No Man's Sky gives you a vast procedurally generated galaxy to explore that houses 18,446,744,073,709,551,616 unique planets. And, on each and every one of those planets, you'll be kicking yourself if you forget where you landed your ship.
"It's a ball ache," Hello Games' Sean Murray told Edge (via GamesRadar). "I have this [design] argument with the guys all the time, but if I hand someone the controller, the first thing they’ll do is lose their ship. Even in games like Far Cry 4, Dragon Age or The Elder Scrolls 4: Oblivion, which are huge worlds, there are pathways. They want me to go this way to get some plant at the top of a mountain, but I prefer to go this way, and I’ll just buggily hop up. We don’t have those predefined pathways."

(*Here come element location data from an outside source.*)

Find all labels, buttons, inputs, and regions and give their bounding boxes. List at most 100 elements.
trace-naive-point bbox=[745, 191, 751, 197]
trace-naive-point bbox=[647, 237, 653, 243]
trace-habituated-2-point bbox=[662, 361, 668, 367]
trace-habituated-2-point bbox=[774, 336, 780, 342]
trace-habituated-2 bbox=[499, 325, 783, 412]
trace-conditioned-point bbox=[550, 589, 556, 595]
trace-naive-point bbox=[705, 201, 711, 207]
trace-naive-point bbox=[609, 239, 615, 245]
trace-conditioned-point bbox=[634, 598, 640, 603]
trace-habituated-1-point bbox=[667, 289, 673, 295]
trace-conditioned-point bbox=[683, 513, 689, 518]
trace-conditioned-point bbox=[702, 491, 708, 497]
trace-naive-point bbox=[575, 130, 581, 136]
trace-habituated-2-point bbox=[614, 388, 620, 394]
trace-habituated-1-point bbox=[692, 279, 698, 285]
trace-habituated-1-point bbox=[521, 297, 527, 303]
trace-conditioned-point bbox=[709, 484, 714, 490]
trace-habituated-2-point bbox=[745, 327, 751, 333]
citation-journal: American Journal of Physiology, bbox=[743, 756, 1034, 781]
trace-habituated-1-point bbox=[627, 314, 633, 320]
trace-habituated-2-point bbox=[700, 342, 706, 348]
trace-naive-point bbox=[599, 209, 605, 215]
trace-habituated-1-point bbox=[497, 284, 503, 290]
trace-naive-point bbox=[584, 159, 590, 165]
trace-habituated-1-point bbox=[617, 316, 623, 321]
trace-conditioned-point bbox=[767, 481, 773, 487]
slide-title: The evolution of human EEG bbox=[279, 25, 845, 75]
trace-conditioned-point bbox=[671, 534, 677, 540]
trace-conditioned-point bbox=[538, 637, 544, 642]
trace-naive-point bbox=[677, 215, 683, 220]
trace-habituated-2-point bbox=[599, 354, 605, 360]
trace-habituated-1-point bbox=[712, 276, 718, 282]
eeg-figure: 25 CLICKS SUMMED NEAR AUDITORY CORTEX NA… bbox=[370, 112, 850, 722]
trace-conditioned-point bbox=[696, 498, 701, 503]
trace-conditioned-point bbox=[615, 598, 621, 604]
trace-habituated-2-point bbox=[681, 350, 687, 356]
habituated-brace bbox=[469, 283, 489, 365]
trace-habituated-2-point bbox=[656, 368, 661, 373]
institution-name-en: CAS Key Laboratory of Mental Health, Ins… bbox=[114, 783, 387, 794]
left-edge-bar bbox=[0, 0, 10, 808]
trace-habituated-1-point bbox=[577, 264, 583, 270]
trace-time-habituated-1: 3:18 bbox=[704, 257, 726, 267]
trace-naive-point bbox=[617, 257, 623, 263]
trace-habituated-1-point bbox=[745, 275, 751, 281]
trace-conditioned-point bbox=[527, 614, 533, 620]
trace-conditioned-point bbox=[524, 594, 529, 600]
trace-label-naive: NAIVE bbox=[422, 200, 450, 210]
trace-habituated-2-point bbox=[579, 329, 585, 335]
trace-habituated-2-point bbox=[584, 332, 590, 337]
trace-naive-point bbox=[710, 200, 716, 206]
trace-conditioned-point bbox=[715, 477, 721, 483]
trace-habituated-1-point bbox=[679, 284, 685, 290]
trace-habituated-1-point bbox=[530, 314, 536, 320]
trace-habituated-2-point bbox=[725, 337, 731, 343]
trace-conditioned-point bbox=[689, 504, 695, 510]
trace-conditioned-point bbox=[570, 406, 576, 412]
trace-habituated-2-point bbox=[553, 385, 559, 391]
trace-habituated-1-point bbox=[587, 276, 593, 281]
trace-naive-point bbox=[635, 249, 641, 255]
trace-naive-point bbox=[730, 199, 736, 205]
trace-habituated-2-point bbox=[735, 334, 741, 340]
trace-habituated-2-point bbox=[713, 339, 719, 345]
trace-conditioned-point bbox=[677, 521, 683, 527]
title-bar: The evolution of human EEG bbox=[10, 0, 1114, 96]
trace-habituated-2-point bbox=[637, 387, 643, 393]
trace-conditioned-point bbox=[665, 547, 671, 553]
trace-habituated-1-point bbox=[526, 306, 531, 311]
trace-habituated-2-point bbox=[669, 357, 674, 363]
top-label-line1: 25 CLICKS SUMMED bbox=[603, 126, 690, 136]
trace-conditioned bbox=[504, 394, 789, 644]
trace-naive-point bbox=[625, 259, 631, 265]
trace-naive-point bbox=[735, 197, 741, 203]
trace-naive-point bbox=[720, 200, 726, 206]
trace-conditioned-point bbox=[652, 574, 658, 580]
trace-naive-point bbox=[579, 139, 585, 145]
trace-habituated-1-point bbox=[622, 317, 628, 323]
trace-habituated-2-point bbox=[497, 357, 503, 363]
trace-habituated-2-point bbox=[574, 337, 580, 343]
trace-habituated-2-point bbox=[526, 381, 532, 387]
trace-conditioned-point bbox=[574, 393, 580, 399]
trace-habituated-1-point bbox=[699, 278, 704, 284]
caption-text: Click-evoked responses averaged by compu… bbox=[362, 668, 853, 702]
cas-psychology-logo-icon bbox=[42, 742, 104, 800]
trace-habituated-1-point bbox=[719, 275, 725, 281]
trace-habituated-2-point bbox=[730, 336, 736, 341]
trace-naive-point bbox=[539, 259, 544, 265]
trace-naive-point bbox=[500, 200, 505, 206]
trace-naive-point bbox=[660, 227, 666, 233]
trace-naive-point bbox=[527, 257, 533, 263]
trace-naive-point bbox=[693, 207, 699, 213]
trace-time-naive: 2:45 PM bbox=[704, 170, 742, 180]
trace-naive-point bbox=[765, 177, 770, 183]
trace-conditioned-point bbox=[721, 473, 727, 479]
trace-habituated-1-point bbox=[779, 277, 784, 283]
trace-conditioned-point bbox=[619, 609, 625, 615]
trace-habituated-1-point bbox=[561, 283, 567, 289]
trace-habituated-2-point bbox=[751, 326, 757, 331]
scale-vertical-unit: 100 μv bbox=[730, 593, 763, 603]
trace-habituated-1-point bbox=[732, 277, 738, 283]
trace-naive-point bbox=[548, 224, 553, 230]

The first time players sit down with No Man's Sky they don't expect this lack of direction and handholding. "It’s really fun to watch, because people spend their first half hour with the game getting lost – hopefully in a good way," says Murray. "Then you see something: suddenly they start treating it as a real place, using landmarks [to navigate]. They’ll say, ‘Oh, I’m at the other side of that lake now.’ They’ll land their ship and say, 'I’m leaving my ship by those trees,' remembering places like that to find their way back. That’s quite a nice thing."
I hadn't even considered this side of No Man's Sky while seeing trailers for the space-explorer. This could be one of the first games in years that's had me sit with a notepad and pen drawing out simple maps as I explore the environment.